I keep everything stored in my dedicated reservoir bucket, making for an easy 10-minute process going forward. I clean my lines at least once a month. This process is so much faster and easier than doing manually or cleaning lines 1 by 1. It also motivates me to actually clean my lines out regularly.

Odd Number of Taps

Ball lock jumper line connected

If you have 3, 5, or any odd number of taps, I think the easiest way to do this setup would be to get an extra QD jumper post and attach the last line (liquid quick disconnect) to another liquid quick disconnect in order to mimic 1 additional faucet/tap. This would ultimately act as a direct return line to the bucket rather than moving up through another faucet before returning to the bucket.

5 thoughts on “How to Clean All Your Keezer Draft Lines at Once

  1. THANK YOU FOR THIS. I’ve been dreading my monthly cleaning and this just made it so much easier.

    1. Home Depot sells a five port (1 in + 4 out) stainless manifold with npt threading that you can use to hook up 4 taps to a pump. You will need disconnects with npt threading that you can also get from Brew Hardware. Your approach might be cheaper though.

  2. Definitely not a bad idea to do this.
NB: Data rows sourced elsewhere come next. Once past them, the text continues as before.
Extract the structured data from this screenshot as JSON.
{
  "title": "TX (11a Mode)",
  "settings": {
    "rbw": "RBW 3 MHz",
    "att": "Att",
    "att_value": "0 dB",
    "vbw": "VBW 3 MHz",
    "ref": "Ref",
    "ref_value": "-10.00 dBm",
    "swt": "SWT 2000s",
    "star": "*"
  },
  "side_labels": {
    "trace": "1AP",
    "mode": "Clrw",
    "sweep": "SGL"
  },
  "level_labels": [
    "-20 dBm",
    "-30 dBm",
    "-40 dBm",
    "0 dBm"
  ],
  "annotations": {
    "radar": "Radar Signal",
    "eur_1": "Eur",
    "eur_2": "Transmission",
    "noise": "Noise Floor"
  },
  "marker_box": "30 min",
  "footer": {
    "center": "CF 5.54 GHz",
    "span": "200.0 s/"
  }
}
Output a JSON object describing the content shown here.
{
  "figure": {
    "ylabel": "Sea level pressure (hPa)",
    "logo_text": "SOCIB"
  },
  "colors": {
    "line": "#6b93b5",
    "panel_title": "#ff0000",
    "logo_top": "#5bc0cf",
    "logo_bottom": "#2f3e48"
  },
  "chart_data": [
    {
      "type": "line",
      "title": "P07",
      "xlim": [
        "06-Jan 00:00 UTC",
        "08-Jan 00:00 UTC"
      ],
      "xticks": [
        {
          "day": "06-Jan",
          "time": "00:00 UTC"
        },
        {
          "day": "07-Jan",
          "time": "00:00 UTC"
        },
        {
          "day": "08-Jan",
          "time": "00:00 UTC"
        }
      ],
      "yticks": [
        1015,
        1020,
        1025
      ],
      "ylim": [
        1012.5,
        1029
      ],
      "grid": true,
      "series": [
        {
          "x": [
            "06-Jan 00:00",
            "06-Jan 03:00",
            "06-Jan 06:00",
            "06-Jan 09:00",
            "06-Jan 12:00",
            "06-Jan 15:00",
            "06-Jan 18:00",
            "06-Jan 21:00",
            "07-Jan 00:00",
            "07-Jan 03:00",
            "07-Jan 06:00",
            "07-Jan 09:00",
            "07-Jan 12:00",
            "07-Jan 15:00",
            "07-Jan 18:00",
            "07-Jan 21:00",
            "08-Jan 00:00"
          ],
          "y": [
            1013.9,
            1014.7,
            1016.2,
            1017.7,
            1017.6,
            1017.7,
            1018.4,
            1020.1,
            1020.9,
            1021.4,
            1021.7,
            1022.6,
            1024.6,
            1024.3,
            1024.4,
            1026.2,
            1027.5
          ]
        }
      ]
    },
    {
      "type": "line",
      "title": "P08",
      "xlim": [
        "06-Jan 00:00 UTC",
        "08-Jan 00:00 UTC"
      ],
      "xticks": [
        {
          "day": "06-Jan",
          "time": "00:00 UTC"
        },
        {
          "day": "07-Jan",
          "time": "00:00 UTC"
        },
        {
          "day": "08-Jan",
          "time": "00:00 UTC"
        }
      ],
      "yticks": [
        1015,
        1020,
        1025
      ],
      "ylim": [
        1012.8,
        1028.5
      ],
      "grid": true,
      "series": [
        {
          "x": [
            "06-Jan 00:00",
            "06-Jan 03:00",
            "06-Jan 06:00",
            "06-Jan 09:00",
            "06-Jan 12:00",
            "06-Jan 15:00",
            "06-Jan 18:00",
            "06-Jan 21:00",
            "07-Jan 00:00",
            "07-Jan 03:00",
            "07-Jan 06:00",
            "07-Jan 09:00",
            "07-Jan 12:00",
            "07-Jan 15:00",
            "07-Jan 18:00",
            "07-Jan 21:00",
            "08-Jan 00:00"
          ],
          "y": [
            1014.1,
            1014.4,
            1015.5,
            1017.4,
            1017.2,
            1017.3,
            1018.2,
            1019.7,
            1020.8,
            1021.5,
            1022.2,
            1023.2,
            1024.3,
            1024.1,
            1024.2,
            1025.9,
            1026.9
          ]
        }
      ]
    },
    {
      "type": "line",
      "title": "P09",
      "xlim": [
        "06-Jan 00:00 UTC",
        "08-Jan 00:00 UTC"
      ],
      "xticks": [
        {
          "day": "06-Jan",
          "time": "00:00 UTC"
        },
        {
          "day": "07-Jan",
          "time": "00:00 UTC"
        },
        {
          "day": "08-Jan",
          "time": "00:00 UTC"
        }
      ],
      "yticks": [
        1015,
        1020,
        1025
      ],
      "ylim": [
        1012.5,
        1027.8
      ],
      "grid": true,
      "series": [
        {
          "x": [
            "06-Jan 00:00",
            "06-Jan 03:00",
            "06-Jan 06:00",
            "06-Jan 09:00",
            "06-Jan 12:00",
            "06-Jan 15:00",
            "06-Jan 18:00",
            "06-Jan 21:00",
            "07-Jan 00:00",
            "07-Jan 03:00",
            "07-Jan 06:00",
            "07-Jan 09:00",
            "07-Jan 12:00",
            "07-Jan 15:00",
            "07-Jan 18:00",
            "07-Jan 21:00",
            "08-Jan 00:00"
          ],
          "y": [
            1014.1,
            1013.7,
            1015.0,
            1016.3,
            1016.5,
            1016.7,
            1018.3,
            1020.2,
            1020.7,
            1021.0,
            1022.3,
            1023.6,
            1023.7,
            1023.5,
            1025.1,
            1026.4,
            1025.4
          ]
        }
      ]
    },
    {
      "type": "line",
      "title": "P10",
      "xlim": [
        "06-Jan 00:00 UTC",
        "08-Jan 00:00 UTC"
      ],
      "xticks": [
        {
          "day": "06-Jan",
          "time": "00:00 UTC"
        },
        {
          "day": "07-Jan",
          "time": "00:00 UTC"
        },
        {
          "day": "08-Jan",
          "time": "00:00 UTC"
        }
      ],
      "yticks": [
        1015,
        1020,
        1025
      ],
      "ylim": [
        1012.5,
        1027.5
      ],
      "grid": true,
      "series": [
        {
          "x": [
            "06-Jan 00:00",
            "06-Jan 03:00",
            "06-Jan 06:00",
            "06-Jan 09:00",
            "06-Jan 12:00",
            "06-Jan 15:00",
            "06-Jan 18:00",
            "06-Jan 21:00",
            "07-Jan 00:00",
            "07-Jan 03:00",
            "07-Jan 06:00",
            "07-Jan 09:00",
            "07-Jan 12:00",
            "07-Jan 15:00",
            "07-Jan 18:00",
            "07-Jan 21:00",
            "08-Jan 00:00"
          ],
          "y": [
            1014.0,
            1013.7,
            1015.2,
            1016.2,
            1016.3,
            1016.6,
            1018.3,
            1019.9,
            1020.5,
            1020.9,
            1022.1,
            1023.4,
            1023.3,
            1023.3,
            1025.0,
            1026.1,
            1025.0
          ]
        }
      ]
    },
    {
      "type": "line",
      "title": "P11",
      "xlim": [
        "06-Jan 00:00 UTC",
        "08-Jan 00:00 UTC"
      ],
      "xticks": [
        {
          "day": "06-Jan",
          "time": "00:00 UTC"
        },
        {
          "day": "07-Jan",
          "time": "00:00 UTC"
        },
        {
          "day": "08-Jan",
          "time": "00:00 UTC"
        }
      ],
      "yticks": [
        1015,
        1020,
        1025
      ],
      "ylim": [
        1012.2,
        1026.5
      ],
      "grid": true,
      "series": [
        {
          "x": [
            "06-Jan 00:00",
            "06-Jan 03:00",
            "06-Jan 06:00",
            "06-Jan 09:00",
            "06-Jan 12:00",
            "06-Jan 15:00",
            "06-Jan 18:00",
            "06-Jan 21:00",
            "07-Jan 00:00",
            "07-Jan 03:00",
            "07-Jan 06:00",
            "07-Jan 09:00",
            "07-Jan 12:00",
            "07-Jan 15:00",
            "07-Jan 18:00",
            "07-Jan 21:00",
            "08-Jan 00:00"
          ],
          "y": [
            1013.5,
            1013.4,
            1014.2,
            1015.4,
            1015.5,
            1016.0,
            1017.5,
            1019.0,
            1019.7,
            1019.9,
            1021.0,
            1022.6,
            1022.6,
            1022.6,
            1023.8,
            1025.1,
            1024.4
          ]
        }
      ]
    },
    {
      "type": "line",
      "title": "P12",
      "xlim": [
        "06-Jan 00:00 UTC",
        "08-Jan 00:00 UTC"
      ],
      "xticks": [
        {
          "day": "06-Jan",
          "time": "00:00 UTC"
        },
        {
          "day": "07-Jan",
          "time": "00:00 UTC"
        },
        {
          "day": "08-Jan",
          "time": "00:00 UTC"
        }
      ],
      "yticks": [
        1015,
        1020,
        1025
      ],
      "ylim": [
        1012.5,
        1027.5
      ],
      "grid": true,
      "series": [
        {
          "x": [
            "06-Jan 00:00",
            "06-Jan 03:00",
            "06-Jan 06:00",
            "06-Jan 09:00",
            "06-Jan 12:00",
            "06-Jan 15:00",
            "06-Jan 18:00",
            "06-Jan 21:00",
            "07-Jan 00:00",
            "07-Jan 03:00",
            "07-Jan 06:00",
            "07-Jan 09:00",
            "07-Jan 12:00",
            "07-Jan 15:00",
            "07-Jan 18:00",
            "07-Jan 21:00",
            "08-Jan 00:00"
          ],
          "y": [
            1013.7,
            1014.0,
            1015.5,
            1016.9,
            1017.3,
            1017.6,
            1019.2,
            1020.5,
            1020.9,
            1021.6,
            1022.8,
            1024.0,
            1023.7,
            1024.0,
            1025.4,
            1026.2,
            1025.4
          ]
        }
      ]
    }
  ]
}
I personally do the BLC in a keg method and push it through each beer line and drain into a bucket. It doesn’t use much CO2 (pushing 1psi for about half a gallon per line per BLC/rinse water). Just a bit more cost involved with hoses, connectors. I do my 4 lines on my keezer in about 10min and don’t need to disconnect my faucets.

    Good DIY project for sure.

    1. I have no experience with pin lock so not sure how to help you there. I did a search and looks like they don’t exist. I would ask Bobby at Brew Hardware if he can make them for you or suggest an alternative means.